Stability AI Introduces Offline Audio Generation for Smartphones

Stability AI Introduces Offline Audio Generation for Smartphones

Stability AI and Arm have optimized the Stable-Audio-Open program for smartphone CPUs, significantly reducing the time required to generate sound.

Stable-Audio-Open can now create sound effects and audio clips in seconds without an internet connection. To achieve this, Stability AI and Arm adapted the AI model for mobile processors using Arm’s KleidiAI library alongside Stability AI’s proprietary technology.

Thanks to this collaboration, audio generation time has been cut from 240 seconds to just 8 seconds in one test case using an Armv9 CPU. According to a joint press release from the companies, this advancement aims to eliminate the need for high-performance hardware in this type of application.

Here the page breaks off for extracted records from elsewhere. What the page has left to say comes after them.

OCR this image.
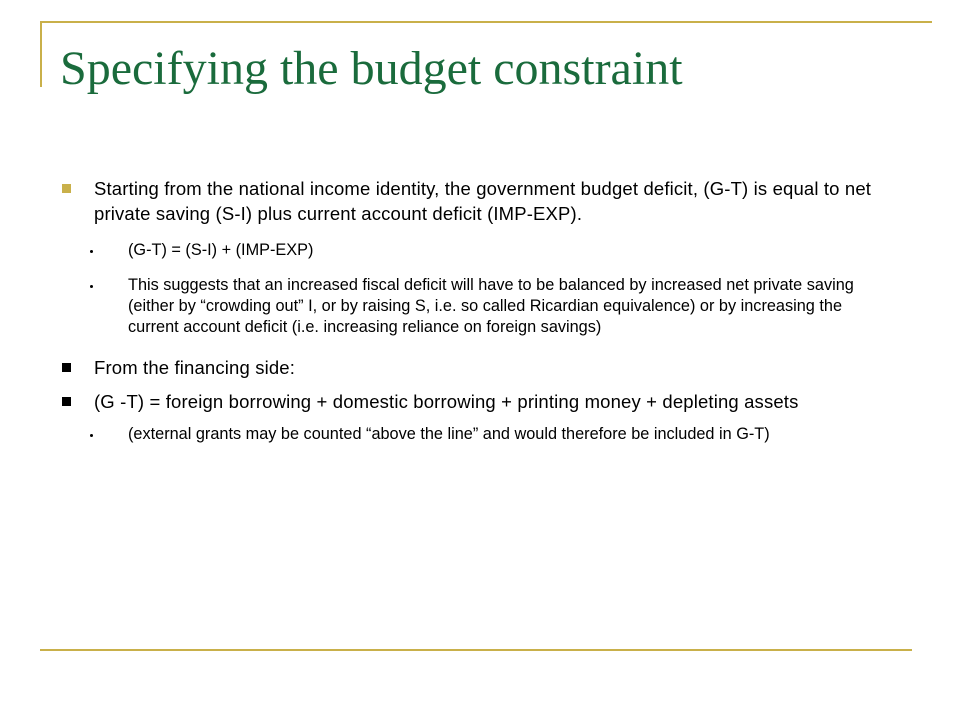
Specifying the budget constraint
Starting from the national income identity, the government budget deficit, (G-T) is equal to net private saving (S-I) plus current account deficit (IMP-EXP).
(G-T) = (S-I) + (IMP-EXP)
This suggests that an increased fiscal deficit will have to be balanced by increased net private saving (either by “crowding out” I, or by raising S, i.e. so called Ricardian equivalence) or by increasing the current account deficit (i.e. increasing reliance on foreign savings)
From the financing side:
(G -T) = foreign borrowing + domestic borrowing + printing money + depleting assets
(external grants may be counted “above the line” and would therefore be included in G-T)
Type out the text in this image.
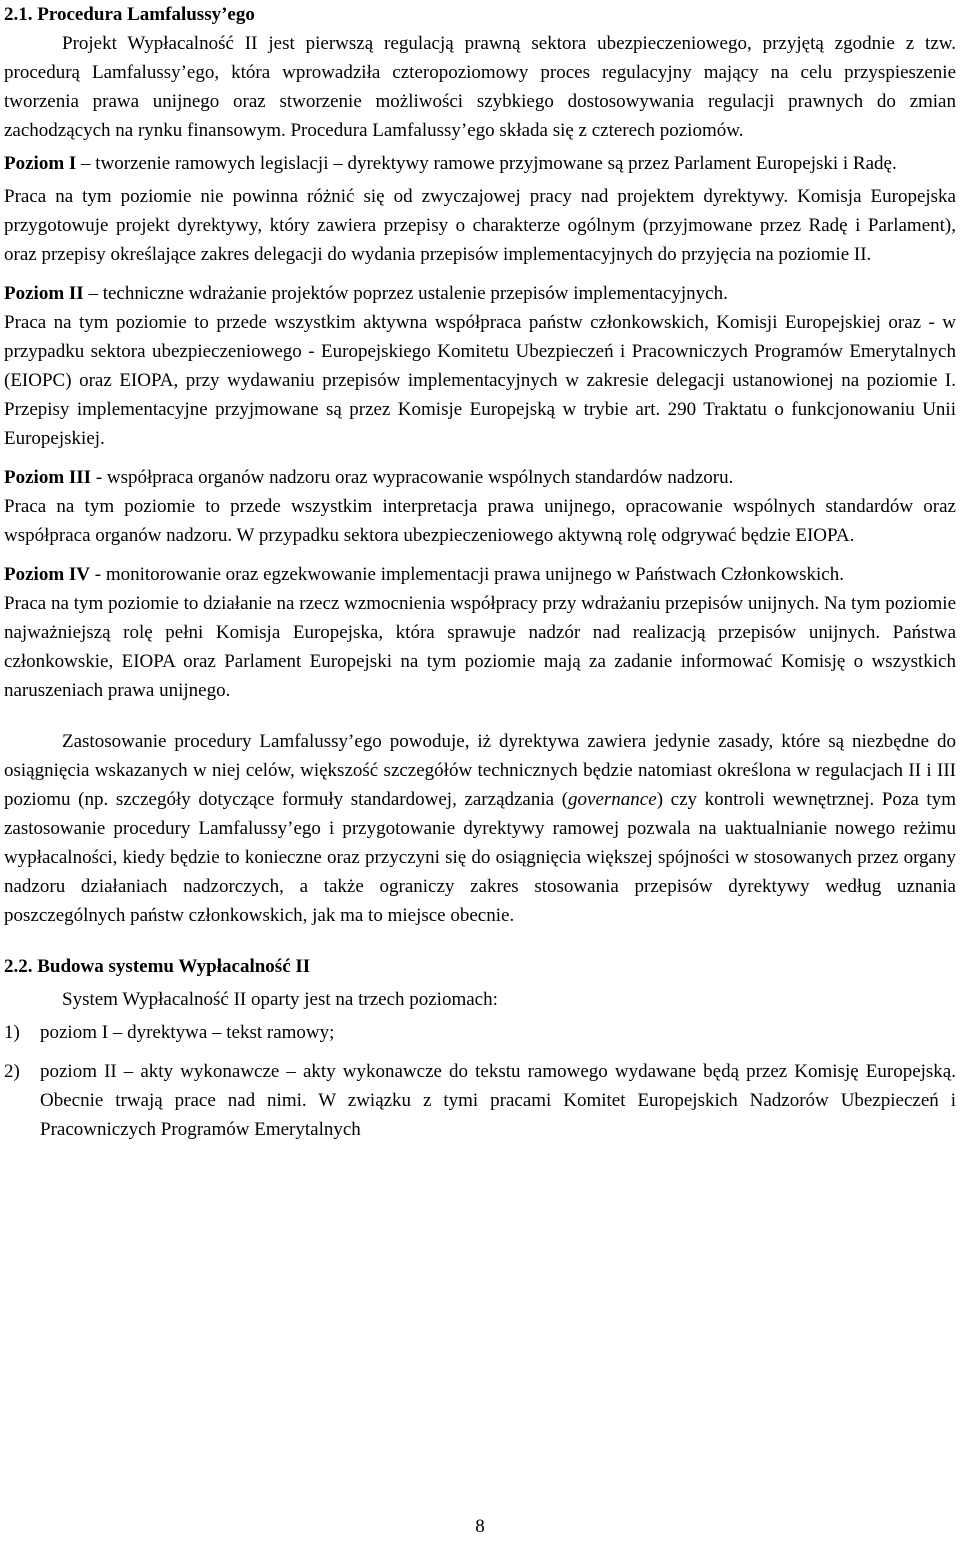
2.1. Procedura Lamfalussy’ego

Projekt Wypłacalność II jest pierwszą regulacją prawną sektora ubezpieczeniowego, przyjętą zgodnie z tzw. procedurą Lamfalussy’ego, która wprowadziła czteropoziomowy proces regulacyjny mający na celu przyspieszenie tworzenia prawa unijnego oraz stworzenie możliwości szybkiego dostosowywania regulacji prawnych do zmian zachodzących na rynku finansowym. Procedura Lamfalussy’ego składa się z czterech poziomów.

Poziom I – tworzenie ramowych legislacji – dyrektywy ramowe przyjmowane są przez Parlament Europejski i Radę.

Praca na tym poziomie nie powinna różnić się od zwyczajowej pracy nad projektem dyrektywy. Komisja Europejska przygotowuje projekt dyrektywy, który zawiera przepisy o charakterze ogólnym (przyjmowane przez Radę i Parlament), oraz przepisy określające zakres delegacji do wydania przepisów implementacyjnych do przyjęcia na poziomie II.

Poziom II – techniczne wdrażanie projektów poprzez ustalenie przepisów implementacyjnych.

Praca na tym poziomie to przede wszystkim aktywna współpraca państw członkowskich, Komisji Europejskiej oraz - w przypadku sektora ubezpieczeniowego - Europejskiego Komitetu Ubezpieczeń i Pracowniczych Programów Emerytalnych (EIOPC) oraz EIOPA, przy wydawaniu przepisów implementacyjnych w zakresie delegacji ustanowionej na poziomie I. Przepisy implementacyjne przyjmowane są przez Komisje Europejską w trybie art. 290 Traktatu o funkcjonowaniu Unii Europejskiej.

Poziom III - współpraca organów nadzoru oraz wypracowanie wspólnych standardów nadzoru.

Praca na tym poziomie to przede wszystkim interpretacja prawa unijnego, opracowanie wspólnych standardów oraz współpraca organów nadzoru. W przypadku sektora ubezpieczeniowego aktywną rolę odgrywać będzie EIOPA.

Poziom IV - monitorowanie oraz egzekwowanie implementacji prawa unijnego w Państwach Członkowskich.

Praca na tym poziomie to działanie na rzecz wzmocnienia współpracy przy wdrażaniu przepisów unijnych. Na tym poziomie najważniejszą rolę pełni Komisja Europejska, która sprawuje nadzór nad realizacją przepisów unijnych. Państwa członkowskie, EIOPA oraz Parlament Europejski na tym poziomie mają za zadanie informować Komisję o wszystkich naruszeniach prawa unijnego.

Zastosowanie procedury Lamfalussy’ego powoduje, iż dyrektywa zawiera jedynie zasady, które są niezbędne do osiągnięcia wskazanych w niej celów, większość szczegółów technicznych będzie natomiast określona w regulacjach II i III poziomu (np. szczegóły dotyczące formuły standardowej, zarządzania (governance) czy kontroli wewnętrznej. Poza tym zastosowanie procedury Lamfalussy’ego i przygotowanie dyrektywy ramowej pozwala na uaktualnianie nowego reżimu wypłacalności, kiedy będzie to konieczne oraz przyczyni się do osiągnięcia większej spójności w stosowanych przez organy nadzoru działaniach nadzorczych, a także ograniczy zakres stosowania przepisów dyrektywy według uznania poszczególnych państw członkowskich, jak ma to miejsce obecnie.

2.2. Budowa systemu Wypłacalność II

System Wypłacalność II oparty jest na trzech poziomach:

1)	poziom I – dyrektywa – tekst ramowy;
2)	poziom II – akty wykonawcze – akty wykonawcze do tekstu ramowego wydawane będą przez Komisję Europejską. Obecnie trwają prace nad nimi. W związku z tymi pracami Komitet Europejskich Nadzorów Ubezpieczeń i Pracowniczych Programów Emerytalnych
8
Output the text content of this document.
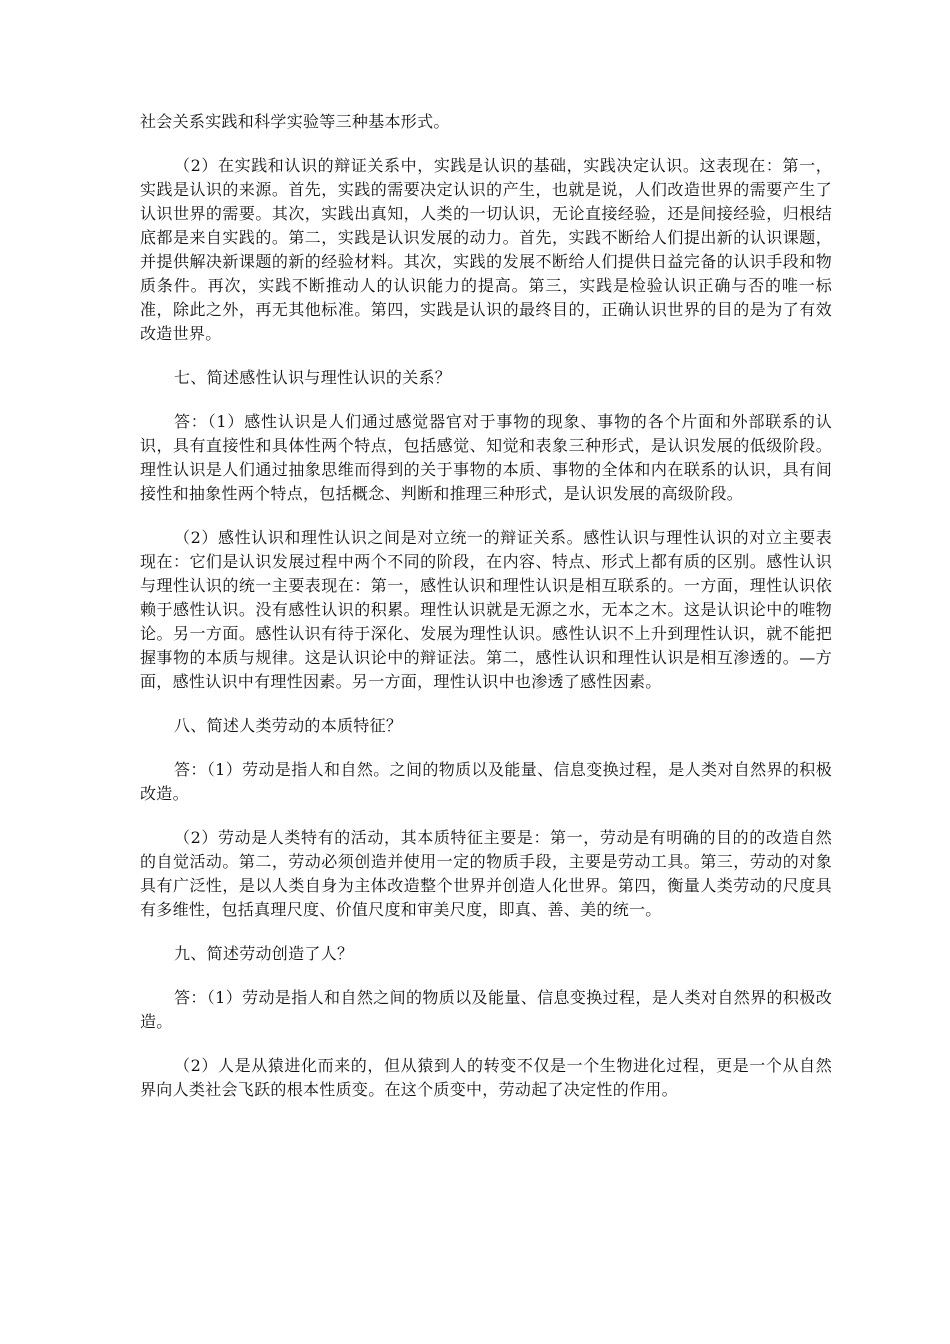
社会关系实践和科学实验等三种基本形式。

（2）在实践和认识的辩证关系中，实践是认识的基础，实践决定认识。这表现在：第一，实践是认识的来源。首先，实践的需要决定认识的产生，也就是说，人们改造世界的需要产生了认识世界的需要。其次，实践出真知，人类的一切认识，无论直接经验，还是间接经验，归根结底都是来自实践的。第二，实践是认识发展的动力。首先，实践不断给人们提出新的认识课题，并提供解决新课题的新的经验材料。其次，实践的发展不断给人们提供日益完备的认识手段和物质条件。再次，实践不断推动人的认识能力的提高。第三，实践是检验认识正确与否的唯一标准，除此之外，再无其他标准。第四，实践是认识的最终目的，正确认识世界的目的是为了有效改造世界。

七、简述感性认识与理性认识的关系？

答：（1）感性认识是人们通过感觉器官对于事物的现象、事物的各个片面和外部联系的认识，具有直接性和具体性两个特点，包括感觉、知觉和表象三种形式，是认识发展的低级阶段。理性认识是人们通过抽象思维而得到的关于事物的本质、事物的全体和内在联系的认识，具有间接性和抽象性两个特点，包括概念、判断和推理三种形式，是认识发展的高级阶段。

（2）感性认识和理性认识之间是对立统一的辩证关系。感性认识与理性认识的对立主要表现在：它们是认识发展过程中两个不同的阶段，在内容、特点、形式上都有质的区别。感性认识与理性认识的统一主要表现在：第一，感性认识和理性认识是相互联系的。一方面，理性认识依赖于感性认识。没有感性认识的积累。理性认识就是无源之水，无本之木。这是认识论中的唯物论。另一方面。感性认识有待于深化、发展为理性认识。感性认识不上升到理性认识，就不能把握事物的本质与规律。这是认识论中的辩证法。第二，感性认识和理性认识是相互渗透的。—方面，感性认识中有理性因素。另一方面，理性认识中也渗透了感性因素。

八、简述人类劳动的本质特征？

答：（1）劳动是指人和自然。之间的物质以及能量、信息变换过程，是人类对自然界的积极改造。

（2）劳动是人类特有的活动，其本质特征主要是：第一，劳动是有明确的目的的改造自然的自觉活动。第二，劳动必须创造并使用一定的物质手段，主要是劳动工具。第三，劳动的对象具有广泛性，是以人类自身为主体改造整个世界并创造人化世界。第四，衡量人类劳动的尺度具有多维性，包括真理尺度、价值尺度和审美尺度，即真、善、美的统一。

九、简述劳动创造了人？

答：（1）劳动是指人和自然之间的物质以及能量、信息变换过程，是人类对自然界的积极改造。

（2）人是从猿进化而来的，但从猿到人的转变不仅是一个生物进化过程，更是一个从自然界向人类社会飞跃的根本性质变。在这个质变中，劳动起了决定性的作用。
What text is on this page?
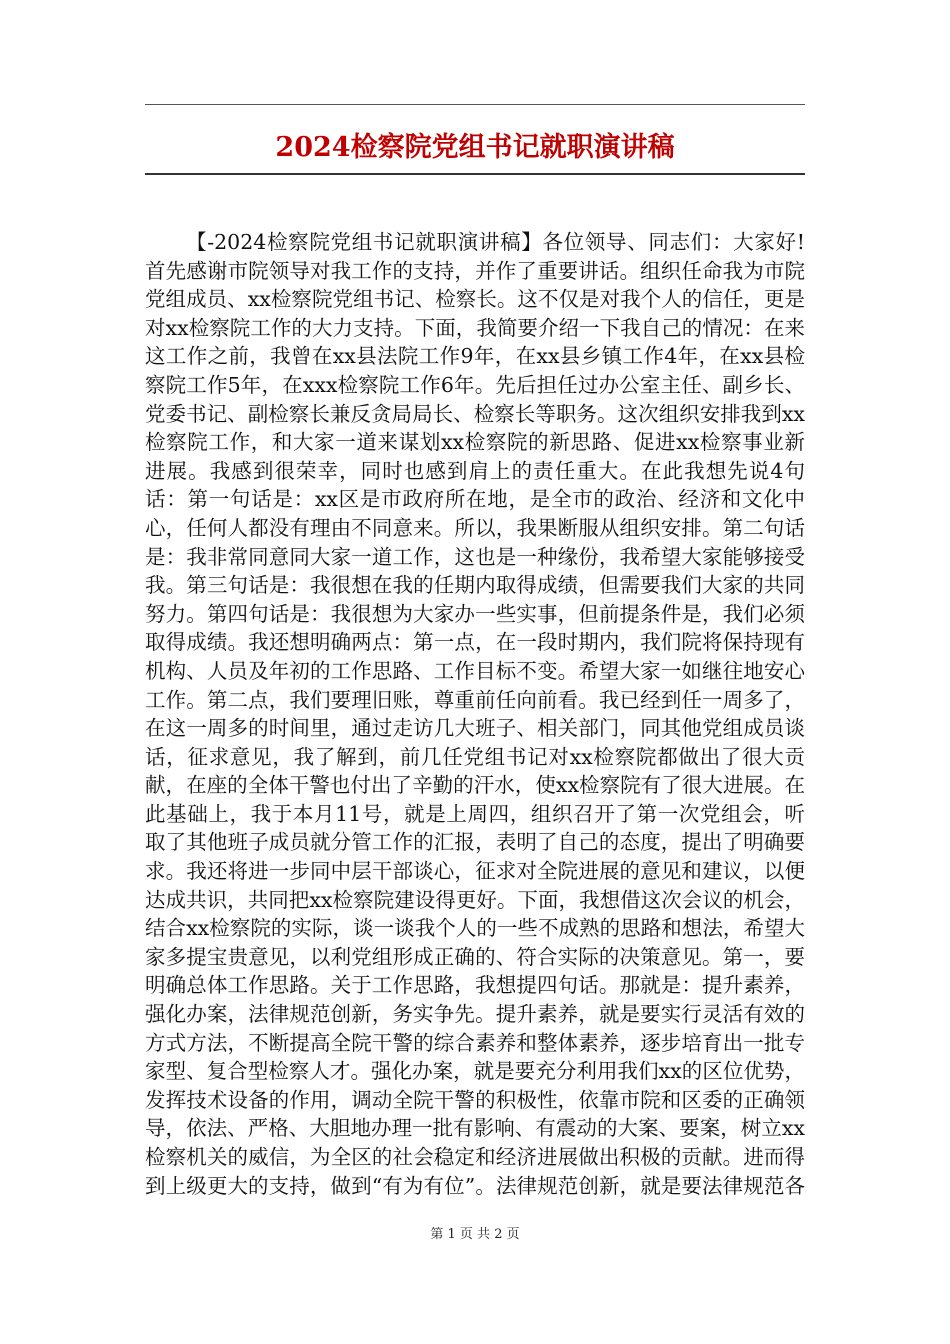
2024检察院党组书记就职演讲稿

【-2024检察院党组书记就职演讲稿】各位领导、同志们：大家好!首先感谢市院领导对我工作的支持，并作了重要讲话。组织任命我为市院党组成员、xx检察院党组书记、检察长。这不仅是对我个人的信任，更是对xx检察院工作的大力支持。下面，我简要介绍一下我自己的情况：在来这工作之前，我曾在xx县法院工作9年，在xx县乡镇工作4年，在xx县检察院工作5年，在xxx检察院工作6年。先后担任过办公室主任、副乡长、党委书记、副检察长兼反贪局局长、检察长等职务。这次组织安排我到xx检察院工作，和大家一道来谋划xx检察院的新思路、促进xx检察事业新进展。我感到很荣幸，同时也感到肩上的责任重大。在此我想先说4句话：第一句话是：xx区是市政府所在地，是全市的政治、经济和文化中心，任何人都没有理由不同意来。所以，我果断服从组织安排。第二句话是：我非常同意同大家一道工作，这也是一种缘份，我希望大家能够接受我。第三句话是：我很想在我的任期内取得成绩，但需要我们大家的共同努力。第四句话是：我很想为大家办一些实事，但前提条件是，我们必须取得成绩。我还想明确两点：第一点，在一段时期内，我们院将保持现有机构、人员及年初的工作思路、工作目标不变。希望大家一如继往地安心工作。第二点，我们要理旧账，尊重前任向前看。我已经到任一周多了，在这一周多的时间里，通过走访几大班子、相关部门，同其他党组成员谈话，征求意见，我了解到，前几任党组书记对xx检察院都做出了很大贡献，在座的全体干警也付出了辛勤的汗水，使xx检察院有了很大进展。在此基础上，我于本月11号，就是上周四，组织召开了第一次党组会，听取了其他班子成员就分管工作的汇报，表明了自己的态度，提出了明确要求。我还将进一步同中层干部谈心，征求对全院进展的意见和建议，以便达成共识，共同把xx检察院建设得更好。下面，我想借这次会议的机会，结合xx检察院的实际，谈一谈我个人的一些不成熟的思路和想法，希望大家多提宝贵意见，以利党组形成正确的、符合实际的决策意见。第一，要明确总体工作思路。关于工作思路，我想提四句话。那就是：提升素养，强化办案，法律规范创新，务实争先。提升素养，就是要实行灵活有效的方式方法，不断提高全院干警的综合素养和整体素养，逐步培育出一批专家型、复合型检察人才。强化办案，就是要充分利用我们xx的区位优势，发挥技术设备的作用，调动全院干警的积极性，依靠市院和区委的正确领导，依法、严格、大胆地办理一批有影响、有震动的大案、要案，树立xx检察机关的威信，为全区的社会稳定和经济进展做出积极的贡献。进而得到上级更大的支持，做到“有为有位”。法律规范创新，就是要法律规范各

第 1 页 共 2 页
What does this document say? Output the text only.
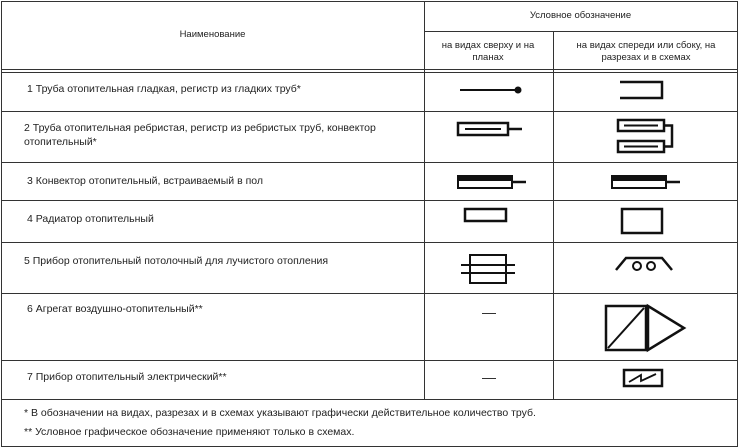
Наименование
Условное обозначение
на видах сверху и на планах
на видах спереди или сбоку, на разрезах и в схемах
1 Труба отопительная гладкая, регистр из гладких труб*
2 Труба отопительная ребристая, регистр из ребристых труб, конвектор отопительный*
3 Конвектор отопительный, встраиваемый в пол
4 Радиатор отопительный
5 Прибор отопительный потолочный для лучистого отопления
6 Агрегат воздушно-отопительный**
7 Прибор отопительный электрический**
—
—
* В обозначении на видах, разрезах и в схемах указывают графически действительное количество труб.
** Условное графическое обозначение применяют только в схемах.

With this breakthrough, Stable-Audio-Open is the first application capable of generating audio on a smartphone without relying on cloud-based processing, company representatives claim. Most other similar solutions still depend on cloud computing. However, the model is not yet available for public use, and it remains unclear when or in what form Stability AI and Arm will release it to users.

Stability AI has also emphasized that this is only the beginning of its collaboration with Arm. The partnership is expected to play a key role in enhancing media creation capabilities on mobile devices, extending beyond audio to include image, video, and even 3D content generation.

The open-source Stable-Audio-Open model was originally introduced in June 2024. It allows users to generate audio clips up to 47 seconds long from text prompts.